As Hill and Schwartz have maintained, ‘The news picture’s optimal public is always the most generalized conceivable public’, indicating the necessary homogenisation of figures, spaces and structures that occurred on the pages of the ILN (2015: 5). The central question underlying this article was how the distinct duality of word and image in the illustrated press influenced the public perception of cities and buildings. Exploring a range of articles from the first decade of its existence, the 1840s, this article has demonstrated that the inclusion of images in the reporting on architectural matters essentially transformed the ways in which readers were expected to appreciate, understand and, importantly, act within the built spaces of their time.
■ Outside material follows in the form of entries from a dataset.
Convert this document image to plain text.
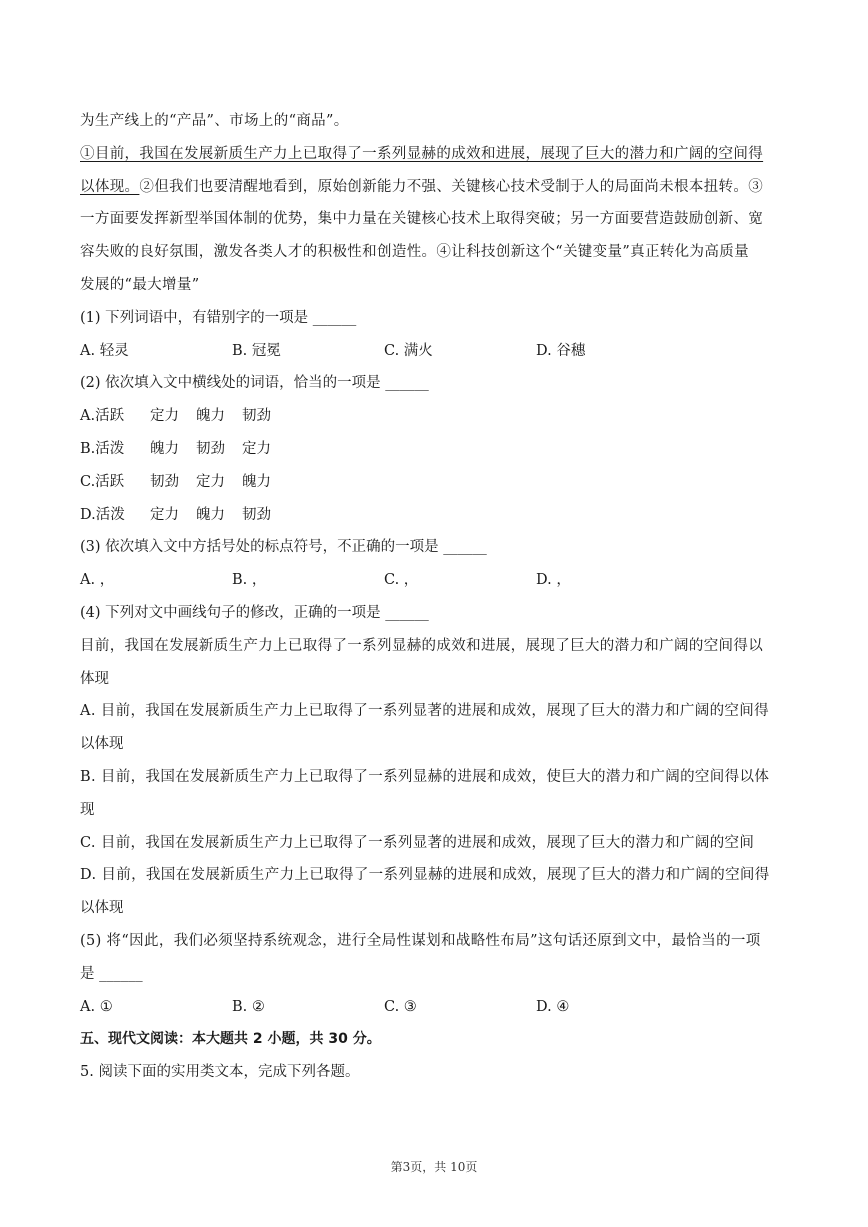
为生产线上的“产品”、市场上的“商品”。
①目前，我国在发展新质生产力上已取得了一系列显赫的成效和进展，展现了巨大的潜力和广阔的空间得
以体现。②但我们也要清醒地看到，原始创新能力不强、关键核心技术受制于人的局面尚未根本扭转。③
一方面要发挥新型举国体制的优势，集中力量在关键核心技术上取得突破；另一方面要营造鼓励创新、宽
容失败的良好氛围，激发各类人才的积极性和创造性。④让科技创新这个“关键变量”真正转化为高质量
发展的“最大增量”
(1) 下列词语中，有错别字的一项是 ______
A. 轻灵	B. 冠冕	C. 满火	D. 谷穗
(2) 依次填入文中横线处的词语，恰当的一项是 ______
A.活跃	定力	魄力	韧劲
B.活泼	魄力	韧劲	定力
C.活跃	韧劲	定力	魄力
D.活泼	定力	魄力	韧劲
(3) 依次填入文中方括号处的标点符号，不正确的一项是 ______
A. ，	B. ，	C. ，	D. ，
(4) 下列对文中画线句子的修改，正确的一项是 ______
目前，我国在发展新质生产力上已取得了一系列显赫的成效和进展，展现了巨大的潜力和广阔的空间得以
体现
A. 目前，我国在发展新质生产力上已取得了一系列显著的进展和成效，展现了巨大的潜力和广阔的空间得
以体现
B. 目前，我国在发展新质生产力上已取得了一系列显赫的进展和成效，使巨大的潜力和广阔的空间得以体
现
C. 目前，我国在发展新质生产力上已取得了一系列显著的进展和成效，展现了巨大的潜力和广阔的空间
D. 目前，我国在发展新质生产力上已取得了一系列显赫的进展和成效，展现了巨大的潜力和广阔的空间得
以体现
(5) 将“因此，我们必须坚持系统观念，进行全局性谋划和战略性布局”这句话还原到文中，最恰当的一项
是 ______
A. ①	B. ②	C. ③	D. ④
五、现代文阅读：本大题共 2 小题，共 30 分。
5. 阅读下面的实用类文本，完成下列各题。
第3页，共 10页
It positioned architecture as a key player in establishing a stable virtual public sphere in print to counter the increasing speed of change and transformations occurring in the physical public realm. By relieving readers of the task of visualising text in their minds, the illustrated press externalised and stabilised vision, while at the same time introducing a new mode of kinetic experience through the combination of word and image, making the building move in front of the static, place-less reader. Buildings normalised the spectacular; the familiar order of the built environment turned the image into respectable news appropriate for the bourgeois reader. The architectural image in the early ILN thus epitomises that nineteenth-century paradox of the static versus flux, the striving for progress while fervently holding on to the past, endeavouring to find origins and truthfulness.